Any half-decent PI would do a search for Kinnery on the Internet anyway, so Dru wasn't sure how she'd keep the shape
-shifter story from an agency. But it was insane. Maybe it didn't matter. She could simply laugh it off and hint at secret but legitimate reasons easily enough.
"Are you sure about this, Mr Weaver? I'm not head of HR. I'm not even Sheelagh's deputy."
Weaver shrugged, but it wasn't convincing. "She's not here. You are." He started tapping his touchscreen. "Anyway, you're the Olympic champion on detail. Very thorough. I took a look at some of the disciplinary cases and dismissals you've handled. You really leave no stone unturned when you're building a case, do you? You could always dig up some dirt to get rid of hard-to-remove staff."
Dru wasn't sure if that was a compliment or an indictment. "I watched too many re-runs of The Untouchables as a kid," she said, embarrassed.
"Sorry?"
"Al Capone. Tax evasion. People who break rules tend to do it across a wide spectrum of activity. You can always find something."
Weaver actually laughed. Dru realised she sounded confident. It was entirely accidental.
"Okay, time's not on our side," he said. "Charles already knows I'll want answers. I need this knocked on the head and buried as soon as possible. We're going to be in negotiations with Halbauer through August, and I don't want any last-minute surprises."
"Do we have any leads at all? The text of the document?"
Weaver shook his head. "If I leaned on this journalist, it'd look like confirmation. I've give you what notes I've got. Kinnery's living in Vancouver, so spend what you have to and pass the receipts through me personally, not Finance. No written reports – verbal only. Discretion, remember. PIs don't need to see the bigger picture to function."
"And what are you going to tell Sheelagh? Because this is going to be time consuming."
Weaver got up and opened the blinds, standing at the window with the sun on his face. He'd come clean and seemed to want to wash himself in the light. It was interesting to watch his body language. She hoped he wasn't fully aware of that and just doing a clever act.
"This is strictly between you and me," he said. "I'll deal with Sheelagh tomorrow. I'll tell her I need you to collate some background for Halbauer."

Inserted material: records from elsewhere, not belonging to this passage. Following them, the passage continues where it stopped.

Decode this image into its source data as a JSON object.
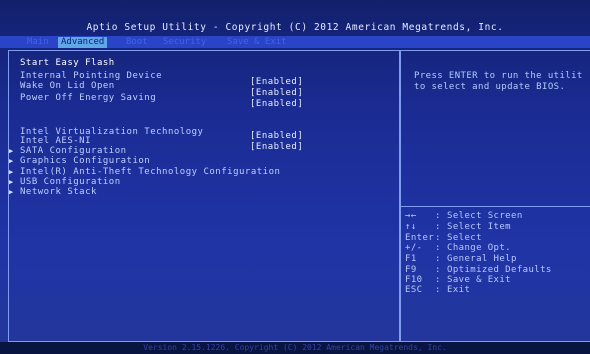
{
  "header": {
    "title": "Aptio Setup Utility - Copyright (C) 2012 American Megatrends, Inc."
  },
  "tabs": [
    {
      "label": "Main"
    },
    {
      "label": "Advanced"
    },
    {
      "label": "Boot"
    },
    {
      "label": "Security"
    },
    {
      "label": "Save & Exit"
    }
  ],
  "settings": {
    "start_easy_flash": "Start Easy Flash",
    "internal_pointing_device": {
      "label": "Internal Pointing Device",
      "value": "[Enabled]"
    },
    "wake_on_lid_open": {
      "label": "Wake On Lid Open",
      "value": "[Enabled]"
    },
    "power_off_energy_saving": {
      "label": "Power Off Energy Saving",
      "value": "[Enabled]"
    },
    "intel_virtualization": {
      "label": "Intel Virtualization Technology",
      "value": "[Enabled]"
    },
    "intel_aes_ni": {
      "label": "Intel AES-NI",
      "value": "[Enabled]"
    }
  },
  "submenus": [
    {
      "label": "SATA Configuration"
    },
    {
      "label": "Graphics Configuration"
    },
    {
      "label": "Intel(R) Anti-Theft Technology Configuration"
    },
    {
      "label": "USB Configuration"
    },
    {
      "label": "Network Stack"
    }
  ],
  "help": {
    "line1": "Press ENTER to run the utilit",
    "line2": "to select and update BIOS."
  },
  "legend": [
    {
      "key": "→←",
      "action": "Select Screen"
    },
    {
      "key": "↑↓",
      "action": "Select Item"
    },
    {
      "key": "Enter",
      "action": "Select"
    },
    {
      "key": "+/-",
      "action": "Change Opt."
    },
    {
      "key": "F1",
      "action": "General Help"
    },
    {
      "key": "F9",
      "action": "Optimized Defaults"
    },
    {
      "key": "F10",
      "action": "Save & Exit"
    },
    {
      "key": "ESC",
      "action": "Exit"
    }
  ],
  "footer": {
    "version": "Version 2.15.1226. Copyright (C) 2012 American Megatrends, Inc."
  },
  "colors": {
    "background": "#1a2b92",
    "active_tab": "#5fa7e6",
    "text": "#bfcfff",
    "value_text": "#e7edff"
  }
}
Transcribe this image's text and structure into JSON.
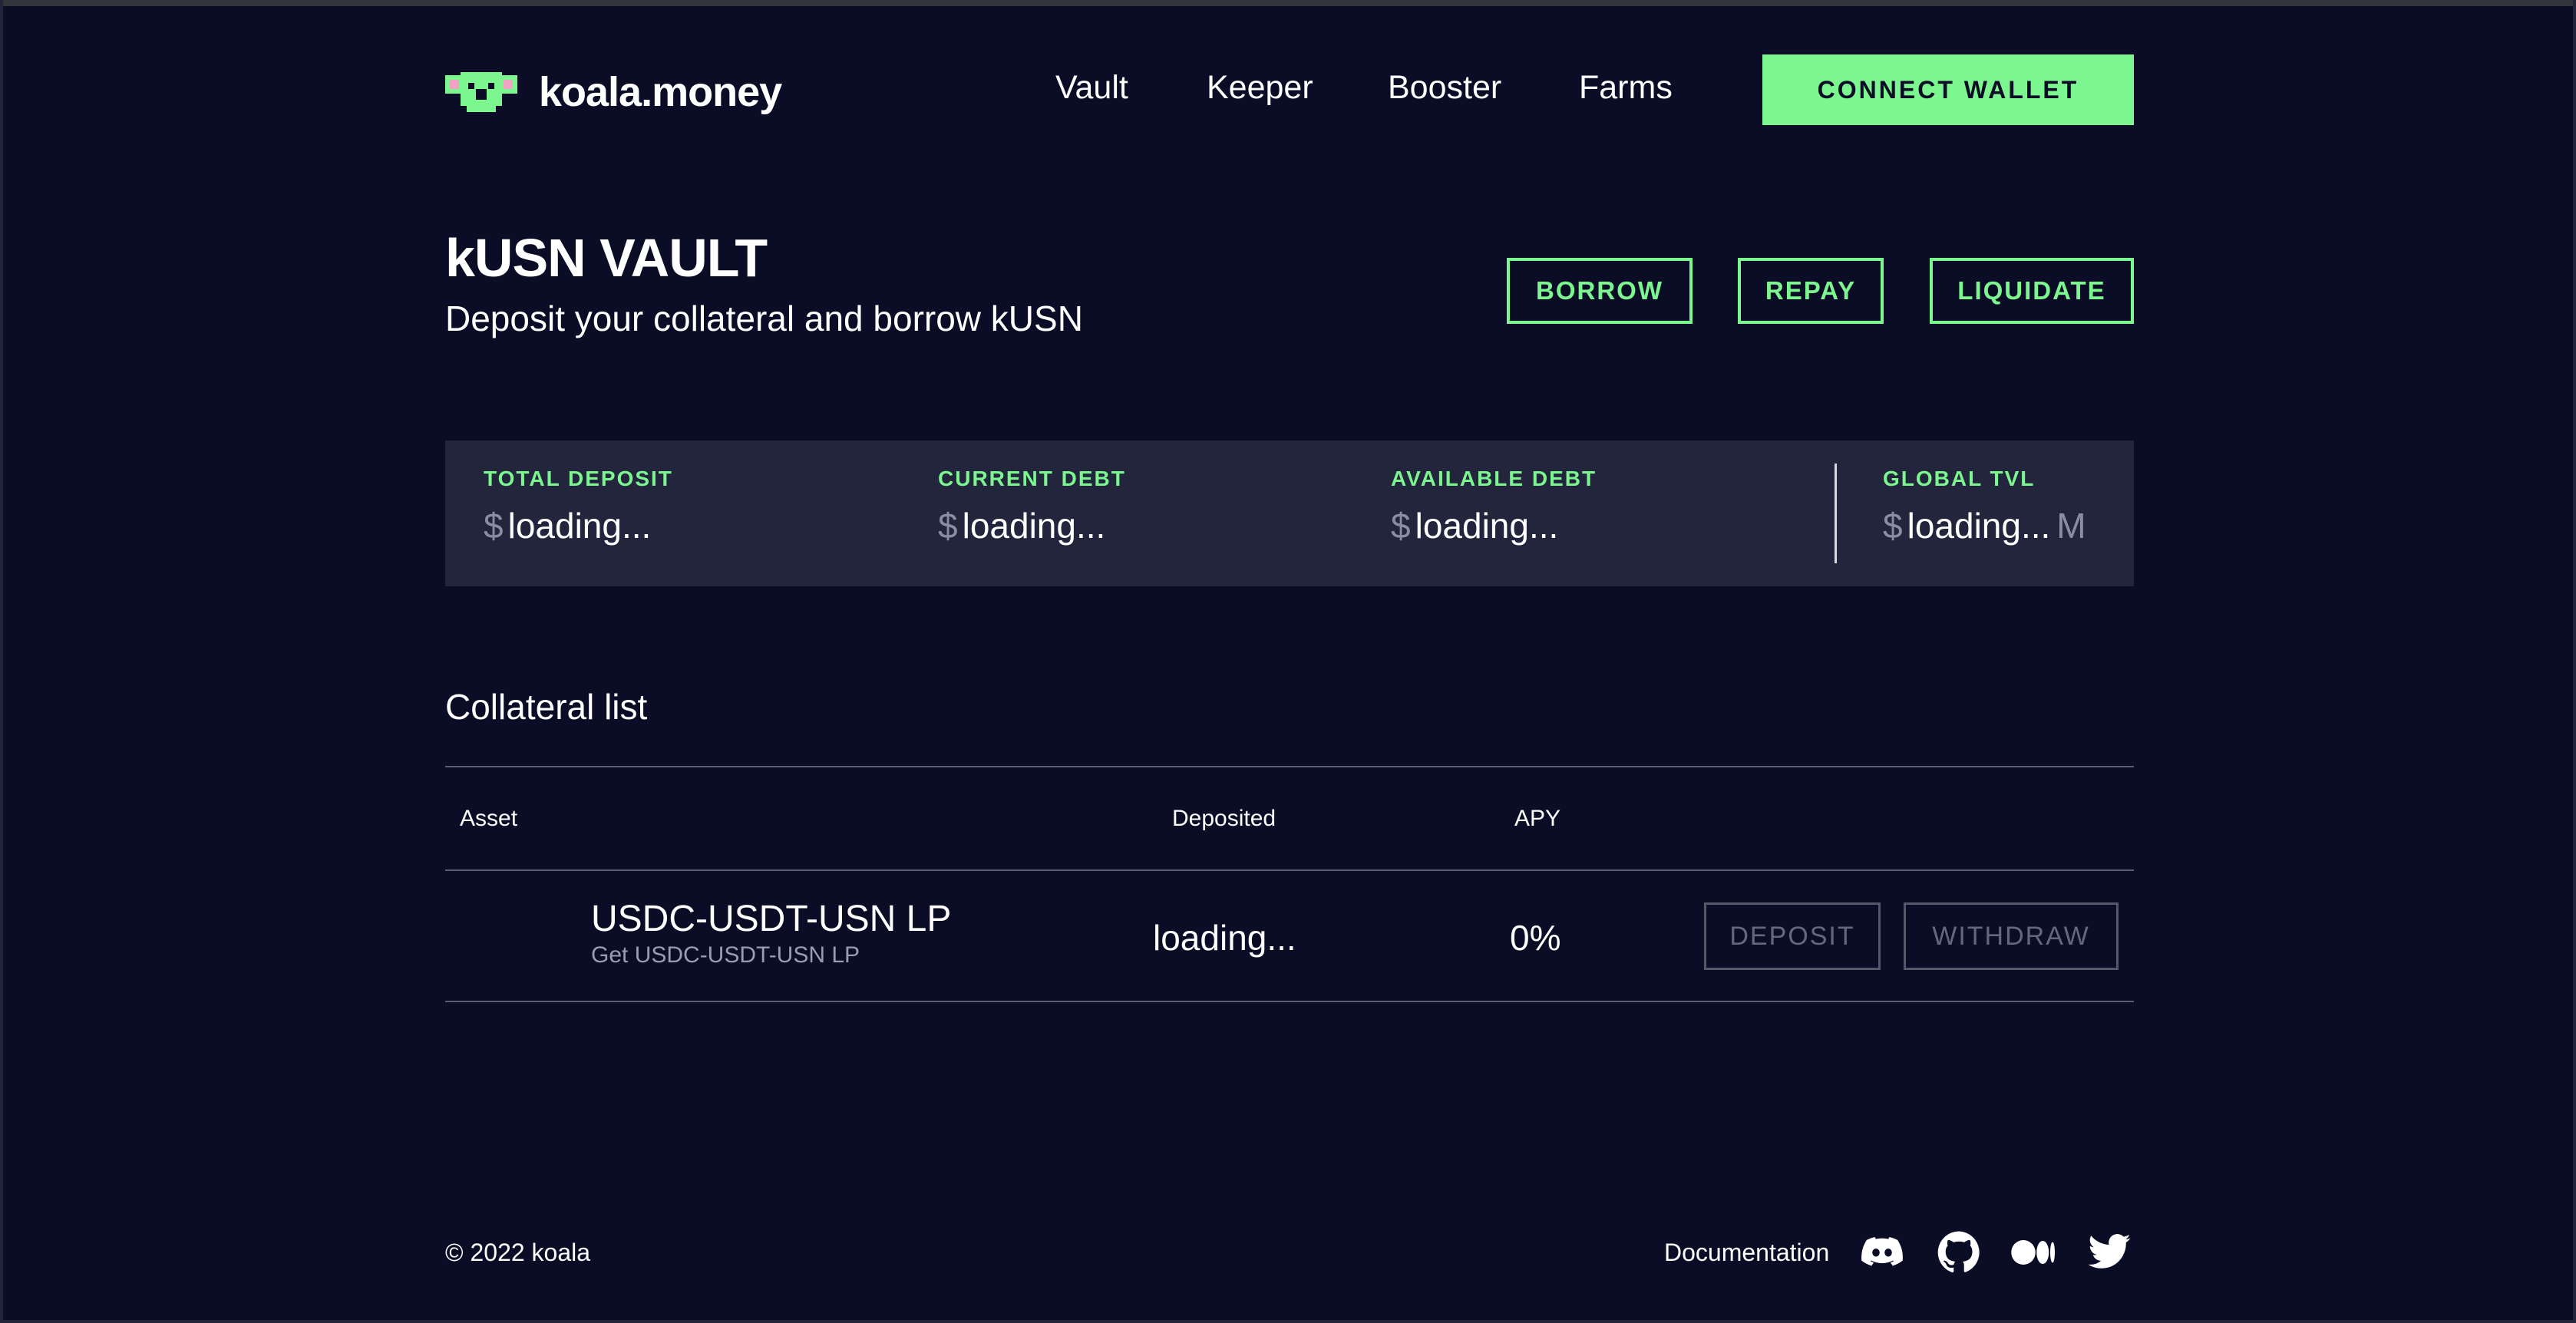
{
  "brand": {
    "name": "koala.money"
  },
  "nav": {
    "items": [
      "Vault",
      "Keeper",
      "Booster",
      "Farms"
    ],
    "connect_label": "CONNECT WALLET"
  },
  "vault": {
    "title": "kUSN VAULT",
    "subtitle": "Deposit your collateral and borrow kUSN",
    "actions": [
      "BORROW",
      "REPAY",
      "LIQUIDATE"
    ]
  },
  "stats": {
    "currency": "$",
    "items": [
      {
        "label": "TOTAL DEPOSIT",
        "value": "loading..."
      },
      {
        "label": "CURRENT DEBT",
        "value": "loading..."
      },
      {
        "label": "AVAILABLE DEBT",
        "value": "loading..."
      },
      {
        "label": "GLOBAL TVL",
        "value": "loading...",
        "unit": "M"
      }
    ]
  },
  "collateral": {
    "title": "Collateral list",
    "headers": {
      "asset": "Asset",
      "deposited": "Deposited",
      "apy": "APY"
    },
    "rows": [
      {
        "name": "USDC-USDT-USN LP",
        "sub": "Get USDC-USDT-USN LP",
        "deposited": "loading...",
        "apy": "0%",
        "deposit_label": "DEPOSIT",
        "withdraw_label": "WITHDRAW"
      }
    ]
  },
  "footer": {
    "copyright": "© 2022 koala",
    "documentation": "Documentation",
    "socials": [
      "discord-icon",
      "github-icon",
      "medium-icon",
      "twitter-icon"
    ]
  },
  "colors": {
    "background": "#0b0c26",
    "accent": "#7cf78f",
    "panel": "#23253d"
  }
}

Weaver definitely wasn't a spur of the moment man. Dru decided to check the timeline. "Just so I know how much ground I've got to make up, when did
The Slide
call?"
"Yesterday," Weaver said, not even blinking. So he'd waited a day. He could have taken it up with Sheelagh after all. "Just as well you were around today, wasn't it?"
So Sheelagh was never meant to know this was happening. Maybe she was out of favour. Tough luck; this was survival, about keeping a wage coming in, about not ending up like other respectable, responsible, middle class people who suddenly found themselves without a job, then without a house, and finally fell so far that they could never get back up again. Dru wasn't proud of it, but she now saw Sheelagh as collateral damage.
She once wondered how kapos had slept at night. She realised that they were too focused on surviving another day to afford a luxury like pity.
WASHINGTON, DC
JULY.
Kinnery realised he wasn't as good as he thought at staying off officialdom's radar as soon as he walked down the steps of the hotel.
He wasn't too worried about his logged, photographed, ticketed, scanned flight from Vancouver. There were a hundred reasons for a man in his position to fly to Washington. But there was a security camera in the hotel lift, another in the lobby, and two looking up and down the street outside. Those were just the privately-operated ones that he could easily see. As soon as he looked up at the office block across the road, he spotted another unblinking glassy eye mounted on a metal rail, which could have been another private camera or a police installation. It didn't matter. Any agency could get access to any footage they wanted, legally or otherwise. He was observed somehow, somewhere, from the moment he closed his front door.